ATLANTA (AP) A longtime state government attorney is seeking almost $800,000 after being fired as chief legal officer for the Georgia Department of Public Health.
Jennifer Dalton has filed a letter seeking compensation under Georgia's whistleblower protection law, the Atlanta Journal-Constitution reported.
Dalton said she was unlawfully fired in retaliation for questioning a $14 million, eight-month contract for scheduling COVID-19 vaccinations. The contract was awarded without competitive bidding.
Dalton's letter said she faced reprisals for releasing emails that became the basis for a Journal-Constitution article about Republican Gov. Brian Kemp's handling of the coronavirus pandemic. Dalton said she was asked to redact the emails, but she believed doing so would have violated the state's Open Records Act.
The state health commissioner, Dr. Kathleen Toomey, fired Dalton four days after the article was published.
``After a lifetime of public service, she was perp walked out of DPH with a security escort in tow,'' Dalton's lawyer, Kimberly Worth, wrote to Toomey and Kemp.
Worth wrote Dalton's reputation ``is now tarnished by her sudden and unlawful termination,'' making it impossible to obtain another state government job. Dalton is seeking almost $800,000 in lost pay and retirement benefits and to cover legal costs.
Toomey spokeswoman Nancy Nydam said the health agency does not comment ``on matters of potential, pending or post litigation.'' She declined to answer questions about the contract awarded to Reston, Virginia-based Maximus Inc. Kemp spokeswoman Mallory Blount also declined to comment.
Dalton spent 23 years in the Georgia attorney general's office before joining the Department of Public Health in October. She discovered the health agency's legal office was a ``fiasco,'' her lawyer's letter said. Dalton said the office failed to respond to ``thousands'' of records requests.
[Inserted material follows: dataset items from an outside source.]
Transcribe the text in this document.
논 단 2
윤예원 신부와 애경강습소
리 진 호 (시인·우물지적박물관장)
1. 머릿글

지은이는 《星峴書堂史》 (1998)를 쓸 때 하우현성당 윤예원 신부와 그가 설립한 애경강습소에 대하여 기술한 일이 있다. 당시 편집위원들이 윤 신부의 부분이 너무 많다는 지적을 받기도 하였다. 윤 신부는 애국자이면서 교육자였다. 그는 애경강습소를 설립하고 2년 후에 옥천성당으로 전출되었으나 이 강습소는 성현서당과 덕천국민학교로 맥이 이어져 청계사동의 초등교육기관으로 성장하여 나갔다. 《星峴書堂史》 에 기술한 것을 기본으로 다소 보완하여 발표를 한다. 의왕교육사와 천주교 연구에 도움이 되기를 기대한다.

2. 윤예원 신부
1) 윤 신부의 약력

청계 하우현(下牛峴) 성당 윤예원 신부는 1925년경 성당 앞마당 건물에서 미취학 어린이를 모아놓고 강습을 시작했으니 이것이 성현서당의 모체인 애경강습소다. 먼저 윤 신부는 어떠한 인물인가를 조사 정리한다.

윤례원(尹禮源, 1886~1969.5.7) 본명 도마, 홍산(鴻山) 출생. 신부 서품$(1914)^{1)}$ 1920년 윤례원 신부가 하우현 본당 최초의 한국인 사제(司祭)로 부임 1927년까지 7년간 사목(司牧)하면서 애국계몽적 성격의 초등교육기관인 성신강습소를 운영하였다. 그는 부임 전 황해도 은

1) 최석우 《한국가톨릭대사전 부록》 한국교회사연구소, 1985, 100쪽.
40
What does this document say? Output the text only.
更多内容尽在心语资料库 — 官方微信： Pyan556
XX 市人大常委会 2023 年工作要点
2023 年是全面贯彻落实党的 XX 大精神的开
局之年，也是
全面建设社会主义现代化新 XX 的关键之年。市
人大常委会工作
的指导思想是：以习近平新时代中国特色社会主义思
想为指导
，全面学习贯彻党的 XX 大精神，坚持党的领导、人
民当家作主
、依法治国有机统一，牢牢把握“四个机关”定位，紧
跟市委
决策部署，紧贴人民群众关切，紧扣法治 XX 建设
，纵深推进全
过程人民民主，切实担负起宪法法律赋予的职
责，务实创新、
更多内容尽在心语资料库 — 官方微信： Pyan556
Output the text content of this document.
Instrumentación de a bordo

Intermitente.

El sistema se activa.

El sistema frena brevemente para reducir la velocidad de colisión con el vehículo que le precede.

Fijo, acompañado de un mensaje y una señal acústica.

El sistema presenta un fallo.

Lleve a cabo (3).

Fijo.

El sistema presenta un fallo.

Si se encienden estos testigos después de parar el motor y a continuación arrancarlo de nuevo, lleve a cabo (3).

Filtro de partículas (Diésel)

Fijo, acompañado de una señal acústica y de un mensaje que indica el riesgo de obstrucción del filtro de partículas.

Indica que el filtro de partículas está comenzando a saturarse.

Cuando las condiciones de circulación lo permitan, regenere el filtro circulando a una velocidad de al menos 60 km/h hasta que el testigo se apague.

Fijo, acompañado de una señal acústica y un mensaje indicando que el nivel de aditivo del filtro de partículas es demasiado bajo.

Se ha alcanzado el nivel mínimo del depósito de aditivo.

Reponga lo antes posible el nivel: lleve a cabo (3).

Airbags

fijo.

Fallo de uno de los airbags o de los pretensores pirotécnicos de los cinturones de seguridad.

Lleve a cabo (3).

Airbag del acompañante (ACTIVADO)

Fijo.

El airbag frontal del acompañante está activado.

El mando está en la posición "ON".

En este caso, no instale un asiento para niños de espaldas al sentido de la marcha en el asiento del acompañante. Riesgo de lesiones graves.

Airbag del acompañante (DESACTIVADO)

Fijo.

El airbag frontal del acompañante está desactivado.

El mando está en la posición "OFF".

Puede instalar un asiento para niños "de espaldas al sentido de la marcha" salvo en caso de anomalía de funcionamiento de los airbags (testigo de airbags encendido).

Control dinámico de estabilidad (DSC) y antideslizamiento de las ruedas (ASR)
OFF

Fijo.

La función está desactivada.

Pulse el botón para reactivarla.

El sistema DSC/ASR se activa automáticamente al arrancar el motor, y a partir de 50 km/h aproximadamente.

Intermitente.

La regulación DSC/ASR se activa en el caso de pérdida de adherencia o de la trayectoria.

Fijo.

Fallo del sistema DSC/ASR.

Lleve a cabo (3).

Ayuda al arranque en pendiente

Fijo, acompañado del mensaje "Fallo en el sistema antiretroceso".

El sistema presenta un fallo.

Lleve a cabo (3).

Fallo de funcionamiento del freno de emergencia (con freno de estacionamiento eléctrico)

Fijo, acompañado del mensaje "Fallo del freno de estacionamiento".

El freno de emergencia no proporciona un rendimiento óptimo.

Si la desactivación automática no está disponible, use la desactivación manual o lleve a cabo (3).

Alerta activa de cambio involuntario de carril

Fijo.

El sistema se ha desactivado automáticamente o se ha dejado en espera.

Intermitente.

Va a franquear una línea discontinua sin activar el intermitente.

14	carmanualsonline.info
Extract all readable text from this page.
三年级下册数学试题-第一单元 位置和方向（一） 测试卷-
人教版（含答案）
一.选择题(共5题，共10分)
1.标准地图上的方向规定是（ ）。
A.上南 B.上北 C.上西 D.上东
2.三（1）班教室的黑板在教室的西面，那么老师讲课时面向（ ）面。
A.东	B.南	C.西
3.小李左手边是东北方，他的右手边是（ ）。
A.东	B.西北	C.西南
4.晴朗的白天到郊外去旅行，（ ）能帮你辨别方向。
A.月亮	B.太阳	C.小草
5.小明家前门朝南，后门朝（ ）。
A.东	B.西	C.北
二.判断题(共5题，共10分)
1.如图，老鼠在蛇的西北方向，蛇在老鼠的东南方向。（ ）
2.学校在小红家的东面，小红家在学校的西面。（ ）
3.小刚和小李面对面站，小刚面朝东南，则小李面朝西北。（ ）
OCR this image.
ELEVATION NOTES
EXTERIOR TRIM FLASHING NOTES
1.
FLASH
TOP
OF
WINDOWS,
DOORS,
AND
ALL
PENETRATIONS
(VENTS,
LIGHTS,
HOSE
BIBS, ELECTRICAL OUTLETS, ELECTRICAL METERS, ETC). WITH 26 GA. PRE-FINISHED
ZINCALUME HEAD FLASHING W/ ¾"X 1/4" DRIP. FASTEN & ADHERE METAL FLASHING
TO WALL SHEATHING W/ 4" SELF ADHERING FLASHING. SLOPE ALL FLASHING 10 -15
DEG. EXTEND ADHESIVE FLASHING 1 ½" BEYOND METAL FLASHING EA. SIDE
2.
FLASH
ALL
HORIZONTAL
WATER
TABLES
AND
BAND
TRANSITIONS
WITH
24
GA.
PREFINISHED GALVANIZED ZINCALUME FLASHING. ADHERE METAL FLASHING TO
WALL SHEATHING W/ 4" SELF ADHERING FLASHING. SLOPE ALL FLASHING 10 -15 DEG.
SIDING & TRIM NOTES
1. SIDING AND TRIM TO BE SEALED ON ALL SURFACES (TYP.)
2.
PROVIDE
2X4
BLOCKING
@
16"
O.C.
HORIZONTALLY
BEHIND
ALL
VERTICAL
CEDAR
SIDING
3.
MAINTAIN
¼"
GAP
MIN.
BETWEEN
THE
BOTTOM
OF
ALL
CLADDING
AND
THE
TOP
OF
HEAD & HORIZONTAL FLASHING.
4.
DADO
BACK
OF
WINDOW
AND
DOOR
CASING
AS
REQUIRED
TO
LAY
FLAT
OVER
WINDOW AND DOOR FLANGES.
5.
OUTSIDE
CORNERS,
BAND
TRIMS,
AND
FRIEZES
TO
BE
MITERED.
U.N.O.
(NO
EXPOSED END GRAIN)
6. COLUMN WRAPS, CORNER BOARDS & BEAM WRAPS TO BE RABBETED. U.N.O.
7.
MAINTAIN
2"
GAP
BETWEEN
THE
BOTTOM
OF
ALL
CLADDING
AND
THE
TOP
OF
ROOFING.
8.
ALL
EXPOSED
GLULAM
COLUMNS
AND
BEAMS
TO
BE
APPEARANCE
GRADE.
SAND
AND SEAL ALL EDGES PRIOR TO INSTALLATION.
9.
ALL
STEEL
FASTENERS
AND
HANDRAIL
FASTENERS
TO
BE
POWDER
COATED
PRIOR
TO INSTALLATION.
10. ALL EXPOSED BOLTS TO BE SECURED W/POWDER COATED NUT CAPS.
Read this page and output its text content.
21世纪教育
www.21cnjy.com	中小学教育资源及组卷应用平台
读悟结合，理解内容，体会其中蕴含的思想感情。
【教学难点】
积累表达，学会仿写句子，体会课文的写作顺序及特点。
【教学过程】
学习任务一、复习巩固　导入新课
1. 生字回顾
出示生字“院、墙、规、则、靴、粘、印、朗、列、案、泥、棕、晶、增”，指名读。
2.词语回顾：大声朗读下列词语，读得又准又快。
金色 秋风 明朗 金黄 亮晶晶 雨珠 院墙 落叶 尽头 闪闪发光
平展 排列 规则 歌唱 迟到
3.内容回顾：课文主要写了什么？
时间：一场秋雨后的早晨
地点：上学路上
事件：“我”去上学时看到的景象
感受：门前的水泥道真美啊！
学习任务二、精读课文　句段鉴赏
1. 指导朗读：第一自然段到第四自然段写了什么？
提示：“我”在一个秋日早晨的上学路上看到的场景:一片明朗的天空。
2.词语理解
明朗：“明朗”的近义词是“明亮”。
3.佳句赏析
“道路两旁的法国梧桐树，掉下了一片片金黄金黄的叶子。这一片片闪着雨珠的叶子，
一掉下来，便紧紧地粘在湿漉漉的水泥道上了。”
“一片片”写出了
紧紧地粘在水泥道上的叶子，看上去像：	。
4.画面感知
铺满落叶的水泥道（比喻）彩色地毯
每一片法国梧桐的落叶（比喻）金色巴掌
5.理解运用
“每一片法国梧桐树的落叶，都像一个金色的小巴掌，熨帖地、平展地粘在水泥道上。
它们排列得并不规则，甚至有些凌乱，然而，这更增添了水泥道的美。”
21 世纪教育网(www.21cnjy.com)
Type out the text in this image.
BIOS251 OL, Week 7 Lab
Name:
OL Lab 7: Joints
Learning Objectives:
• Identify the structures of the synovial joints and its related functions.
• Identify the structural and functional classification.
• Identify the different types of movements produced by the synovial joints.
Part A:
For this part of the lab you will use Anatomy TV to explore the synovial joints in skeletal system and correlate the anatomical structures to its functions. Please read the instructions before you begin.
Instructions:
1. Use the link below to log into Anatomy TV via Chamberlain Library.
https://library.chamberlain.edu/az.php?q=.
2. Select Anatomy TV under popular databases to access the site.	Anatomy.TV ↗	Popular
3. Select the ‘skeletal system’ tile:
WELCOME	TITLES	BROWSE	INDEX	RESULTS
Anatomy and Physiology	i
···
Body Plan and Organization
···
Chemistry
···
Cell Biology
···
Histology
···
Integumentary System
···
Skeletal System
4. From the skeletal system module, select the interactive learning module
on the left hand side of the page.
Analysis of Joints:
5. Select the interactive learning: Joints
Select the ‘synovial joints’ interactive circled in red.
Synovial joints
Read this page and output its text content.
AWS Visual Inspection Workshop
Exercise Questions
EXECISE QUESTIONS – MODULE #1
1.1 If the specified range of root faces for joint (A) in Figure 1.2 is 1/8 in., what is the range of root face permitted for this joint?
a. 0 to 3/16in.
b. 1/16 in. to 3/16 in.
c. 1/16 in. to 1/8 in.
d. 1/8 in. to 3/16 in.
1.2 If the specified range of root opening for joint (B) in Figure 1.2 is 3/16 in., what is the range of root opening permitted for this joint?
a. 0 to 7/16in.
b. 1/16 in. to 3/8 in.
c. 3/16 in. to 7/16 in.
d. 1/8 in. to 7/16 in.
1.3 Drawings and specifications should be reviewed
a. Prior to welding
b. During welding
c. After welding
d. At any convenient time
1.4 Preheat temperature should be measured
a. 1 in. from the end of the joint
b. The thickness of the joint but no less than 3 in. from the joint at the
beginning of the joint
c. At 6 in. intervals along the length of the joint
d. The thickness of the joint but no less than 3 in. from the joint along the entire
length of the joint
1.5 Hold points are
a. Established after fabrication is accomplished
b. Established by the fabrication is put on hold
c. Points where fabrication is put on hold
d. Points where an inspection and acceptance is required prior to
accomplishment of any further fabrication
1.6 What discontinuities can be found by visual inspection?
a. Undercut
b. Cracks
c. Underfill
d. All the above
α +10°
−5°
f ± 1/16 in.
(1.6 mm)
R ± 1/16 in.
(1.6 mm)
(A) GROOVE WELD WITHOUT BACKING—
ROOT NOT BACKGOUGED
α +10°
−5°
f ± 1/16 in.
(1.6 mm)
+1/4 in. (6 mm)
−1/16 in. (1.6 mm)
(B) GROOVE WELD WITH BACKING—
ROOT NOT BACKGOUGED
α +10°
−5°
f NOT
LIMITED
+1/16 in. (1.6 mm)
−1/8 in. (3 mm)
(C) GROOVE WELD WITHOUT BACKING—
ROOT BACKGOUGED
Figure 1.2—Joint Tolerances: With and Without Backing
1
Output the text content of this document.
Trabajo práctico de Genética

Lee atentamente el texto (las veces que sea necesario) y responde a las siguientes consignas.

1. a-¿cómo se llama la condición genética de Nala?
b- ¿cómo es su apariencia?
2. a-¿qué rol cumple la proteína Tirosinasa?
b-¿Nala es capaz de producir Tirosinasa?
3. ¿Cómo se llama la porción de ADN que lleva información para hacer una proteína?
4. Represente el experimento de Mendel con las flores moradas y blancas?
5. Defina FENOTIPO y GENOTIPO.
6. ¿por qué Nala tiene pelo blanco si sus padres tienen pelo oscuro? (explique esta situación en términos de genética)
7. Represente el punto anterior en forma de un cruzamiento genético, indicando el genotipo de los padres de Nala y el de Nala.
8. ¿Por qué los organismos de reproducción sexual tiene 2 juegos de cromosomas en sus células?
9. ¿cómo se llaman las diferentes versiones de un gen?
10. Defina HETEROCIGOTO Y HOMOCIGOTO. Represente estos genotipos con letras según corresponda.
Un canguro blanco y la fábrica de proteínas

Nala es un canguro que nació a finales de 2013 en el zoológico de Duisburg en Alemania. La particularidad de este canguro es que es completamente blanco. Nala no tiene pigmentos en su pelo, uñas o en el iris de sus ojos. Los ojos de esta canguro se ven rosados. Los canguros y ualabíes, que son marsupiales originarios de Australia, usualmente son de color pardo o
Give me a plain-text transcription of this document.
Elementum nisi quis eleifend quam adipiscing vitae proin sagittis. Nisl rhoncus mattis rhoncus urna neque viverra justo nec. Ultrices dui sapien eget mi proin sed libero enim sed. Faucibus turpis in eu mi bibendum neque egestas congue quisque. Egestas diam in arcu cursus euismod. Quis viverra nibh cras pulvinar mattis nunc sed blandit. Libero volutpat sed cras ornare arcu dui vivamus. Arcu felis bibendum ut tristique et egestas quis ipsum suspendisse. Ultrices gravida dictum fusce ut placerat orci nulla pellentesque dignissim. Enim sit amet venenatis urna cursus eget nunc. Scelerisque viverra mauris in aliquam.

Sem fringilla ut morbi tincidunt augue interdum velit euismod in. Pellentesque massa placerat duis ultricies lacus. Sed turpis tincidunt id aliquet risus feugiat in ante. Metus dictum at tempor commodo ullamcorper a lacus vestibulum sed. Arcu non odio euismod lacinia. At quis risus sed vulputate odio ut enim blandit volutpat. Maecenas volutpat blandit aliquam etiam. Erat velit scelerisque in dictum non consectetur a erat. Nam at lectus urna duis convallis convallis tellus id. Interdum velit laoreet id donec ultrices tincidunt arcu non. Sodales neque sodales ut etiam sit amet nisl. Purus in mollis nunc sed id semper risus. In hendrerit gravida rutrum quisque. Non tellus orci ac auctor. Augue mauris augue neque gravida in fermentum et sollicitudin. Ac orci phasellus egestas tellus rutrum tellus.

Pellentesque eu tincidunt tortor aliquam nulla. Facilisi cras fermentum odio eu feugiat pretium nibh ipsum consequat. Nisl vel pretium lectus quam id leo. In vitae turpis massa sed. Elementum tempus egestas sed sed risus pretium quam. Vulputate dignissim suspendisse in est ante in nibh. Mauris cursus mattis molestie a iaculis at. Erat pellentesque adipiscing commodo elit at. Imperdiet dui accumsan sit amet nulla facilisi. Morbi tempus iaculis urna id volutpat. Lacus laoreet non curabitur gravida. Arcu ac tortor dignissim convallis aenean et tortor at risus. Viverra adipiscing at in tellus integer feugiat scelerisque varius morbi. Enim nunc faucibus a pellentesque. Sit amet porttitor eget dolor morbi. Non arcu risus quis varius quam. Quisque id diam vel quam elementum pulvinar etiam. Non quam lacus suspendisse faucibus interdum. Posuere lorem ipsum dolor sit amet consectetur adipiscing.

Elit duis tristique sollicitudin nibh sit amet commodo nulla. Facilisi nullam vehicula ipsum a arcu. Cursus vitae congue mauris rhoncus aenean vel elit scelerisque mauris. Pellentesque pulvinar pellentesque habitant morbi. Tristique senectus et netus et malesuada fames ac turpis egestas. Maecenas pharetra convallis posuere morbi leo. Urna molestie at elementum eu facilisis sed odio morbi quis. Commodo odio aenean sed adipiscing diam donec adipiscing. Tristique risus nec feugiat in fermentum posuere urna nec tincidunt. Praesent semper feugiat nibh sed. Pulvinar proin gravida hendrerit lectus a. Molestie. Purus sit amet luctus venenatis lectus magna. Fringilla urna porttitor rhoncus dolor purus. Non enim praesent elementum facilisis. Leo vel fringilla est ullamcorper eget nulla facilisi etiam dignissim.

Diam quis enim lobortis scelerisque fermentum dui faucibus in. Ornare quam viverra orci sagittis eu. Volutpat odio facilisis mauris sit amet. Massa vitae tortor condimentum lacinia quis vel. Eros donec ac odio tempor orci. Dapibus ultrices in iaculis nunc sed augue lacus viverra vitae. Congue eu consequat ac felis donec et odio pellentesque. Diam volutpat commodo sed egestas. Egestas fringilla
Dalton overhauled the agency's response process and cleared the records requests in her first few months in the job, according to her attorney.
Worth said despite pandemic demands, Toomey assigned Dalton in February to research a private legal matter involving Abit Massey, president emeritus of the Georgia Poultry Foundation, and his wife, Kayanne. During that time, the Masseys' son Lewis Massey, who was Georgia's secretary of state from 1996 to 1999 was lobbying the health agency to award a contract for a vaccination call center to one of his clients, Maximus Inc.
Lewis Massey told the Journal-Constitution on Monday he couldn't comment on the contract because of possible litigation. He said any allegation involving his parents is untrue.
He first contacted the health agency on behalf of Maximus in October, records show. By the time Dalton received a draft agreement for review in February, the contract had apparently been in the works for several weeks but had not been put out for bids, according to her lawyer.
Dalton said she told other officials that public health districts already had vaccination scheduling systems. Her attorney said Dalton worried that by rushing through the Maximus contract, the agency ``would be viewed as sneaking the contract through a non-bid process costing taxpayers millions of dollars for no reason.''
The Maximus contract was handled by another office in the health agency.
On March 16, Kemp's general counsel, David Dove, summoned Dalton to his Capitol office, according to Dalton's lawyer. Dalton did not report to Dove, but he urged her to resign from the health agency and then apply in six months for a part-time state job with lower pay and no benefits. In a March 22 email, Dalton rejected Dove's suggestion.
The Journal-Constitution published an article March 26 based in part on the emails Dalton provided. It reported Kemp repeatedly disregarded advice from Toomey and other public health experts and the state withheld information showing the pandemic was worsening as Kemp relaxed virus-control measures. A Kemp spokesman disputed some of the points and said many other states ``fared no better against COVID-19 than Georgia did.''
Dalton lost her job March 30. A human resources letter gave no reason for the termination, other than her ``failure to satisfy'' a six-month probationary period.